Pascal MARTIN, Président
du conseil départemental
de
la Seine Maritime,
M.
Pascal LEHONGRE, Président
du conseil départemental
de l’Eure,
Madame
Clothilde HARITCHABALET, Directrice de l’E.P.A. Helen Keller,
Monsieur
Yves HEULIN, Président
de l’association La Ronce,
Monsieur
Eric RECTENWALD, Directeur
général de l’association La Ronce,
Monsieur
Wilfrid DELOZIER, Directeur
du C.R.A. Joachim Du Bellay,
Monsieur
Eric GOUNEL, Directeur
général de l’I.D.E.F.H.I.,
Madame
Ève MELIN, Directrice
du Centre François Truffaut,
Monsieur
Didier DETALMINIL, Président
des PEP 76,
Monsieur
Jean Marc RIMBERT, Directeur
général des PEP 76,
Madame
Séverine GOUARD, Directrice
du Centre Beethoven.
Monsieur
Michel MIKLARZ, Président de la Coordination Handicap Normandie
Mesdames,
Messieurs,
Nous
vous faisons part de notre désir en tant que parents d’enfants
sourds et malentendants de voir se développer le Pôle
d’Enseignement pour Jeunes Sourds (PEJS) de la région rouennaise.
Il existe déjà deux établissements labellisés
PEJS dans la région en question : le collège Jean Lecanuet et
le lycée Marcel Sembat.
Deux
établissements qui existaient déjà du temps du Pôle pour
l’Accompagnement à la Scolarisation des jeunes Sourds (PASS).

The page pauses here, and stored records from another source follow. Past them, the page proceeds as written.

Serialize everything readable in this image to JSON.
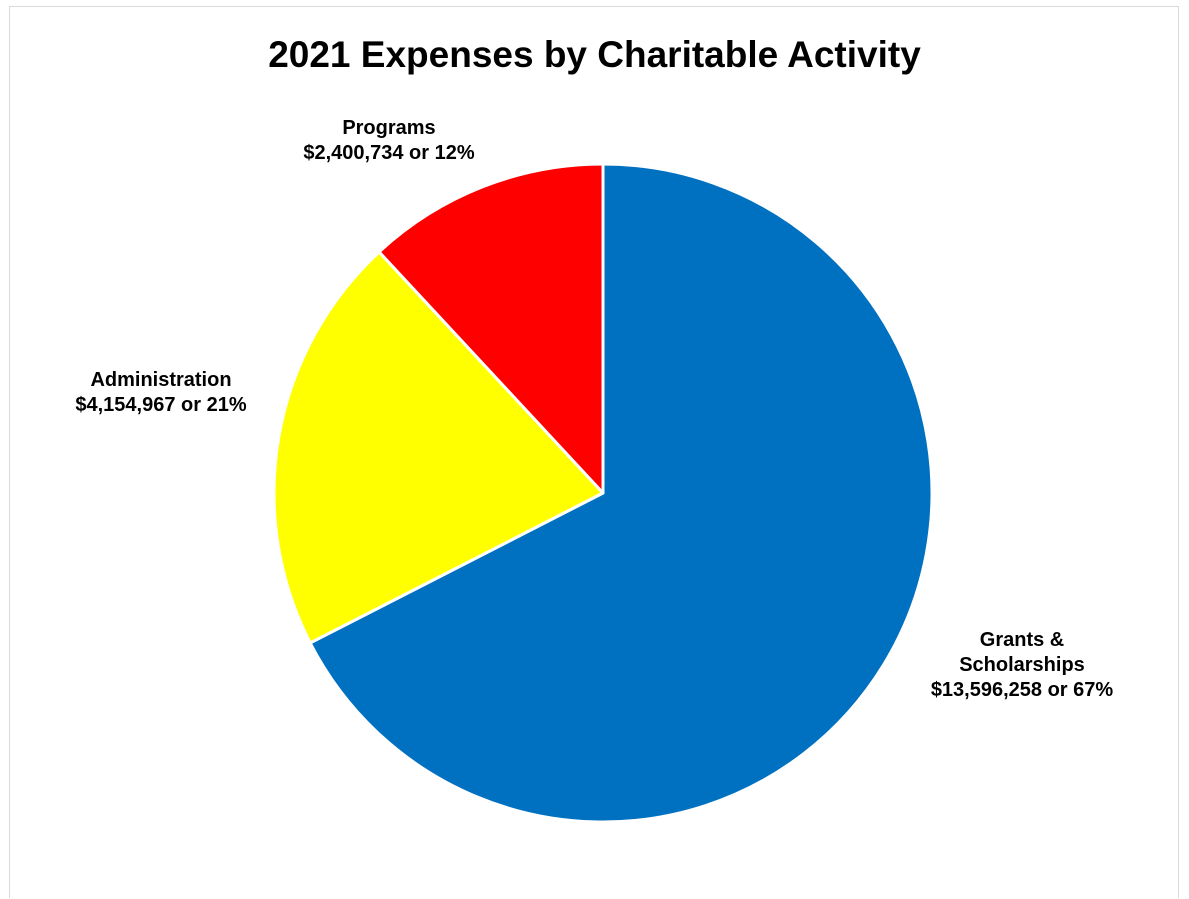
{
  "chart_data": {
    "type": "pie",
    "title": "2021 Expenses by Charitable Activity",
    "start_angle_deg": 0,
    "direction": "clockwise",
    "slices": [
      {
        "name": "Grants & Scholarships",
        "value": 13596258,
        "percent": 67,
        "color": "#0070C0",
        "label_lines": [
          "Grants &",
          "Scholarships",
          "$13,596,258 or 67%"
        ]
      },
      {
        "name": "Administration",
        "value": 4154967,
        "percent": 21,
        "color": "#FFFF00",
        "label_lines": [
          "Administration",
          "$4,154,967 or 21%"
        ]
      },
      {
        "name": "Programs",
        "value": 2400734,
        "percent": 12,
        "color": "#FF0000",
        "label_lines": [
          "Programs",
          "$2,400,734 or 12%"
        ]
      }
    ],
    "legend": "none",
    "slice_border_color": "#FFFFFF"
  }
}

Si
nous nous réjouissons forcément de leur existence, nous estimons
que cela n’est pas suffisant et déplorons que les enfants sourds
âgés de 3 à 11 ans ne soient pas concernés par le PEJS.
Comment
peut-on estimer favoriser efficacement l’instruction scolaire des
enfants sourds lorsque le dispositif PEJS n’intervient que dans la
deuxième moitié de leur cursus scolaire ? Pourquoi tant
d’années de perdues en amont de l’entrée au collège, moment où
le triste constat est fait que les enfants sourds et malentendants
ont accumulé du retard : un retard qui les handicapera pour la
suite de leur scolarité et qui leur fermera inévitablement de
nombreuses portes à l’âge adulte.
Certes,
il existe des structures où sont pris en charge nos enfants au sein
des services tels que le Centre Beethoven de Rouen (CAMSP, CRA,
SESSAD), l’EPAHK du Havre (CAMSP, SSEFIS, CROP), l’association La
Ronce d’Évreux (CRA) ou encore l’IDEFHI de Canteleu (Centre
François Truffaut). Mais cela reste des établissements et services
médico-sociaux (ESMS)
qui
n’ont pas pour vocation première l’enseignement, malgré la
présence d’enseignants spécialisés, mais l’accueil et
l’accompagnement des enfants en situation de handicap.
Par
conséquent, l’instruction scolaire de nos enfants n’y est donc
pas la priorité. Il suffit simplement de constater qu’en
comptabilisant le temps monopolisé par les différentes prises en
charge dont bénéficient nos enfants (sans oublier les possibles
transports entre les lieux de prises en charge - qui ne sont pas
forcément proposés dans l’établissement même - et la classe),
nous sommes loin, très loin des 24 heures d’enseignement par
semaine. Dans le cas où un enfant ne bénéficierait « que »
de 18 heures par semaine d’enseignement pur, cela ferait 216 heures
de perdues sur toute une année scolaire. Un « sacré trou »
annuel qui peut se transformer en gouffre béant sur toute une
scolarité ! En somme, cela revient à ajouter un handicap à
nos enfants qui en ont déjà un !
Un
constat partagé par certains enseignants spécialisés de
l’Éducation Nationale pour qui cette organisation propre aux ESMS
engendre inévitablement des perturbations dans la gestion de la
classe : interruption de séances, décalage entre les élèves
dans les apprentissages, temps de réinstallation dans la classe.
Dans ces conditions, les temps impartis à l'enseignement de chaque
discipline doivent être aménagés et par conséquent l'ensemble des
programmes de l’éducation nationale ne peut être suivi par les
enseignants. Nous souhaitons que les prises en charge soient
assimilées aux Activités Pédagogiques Complémentaires (APC)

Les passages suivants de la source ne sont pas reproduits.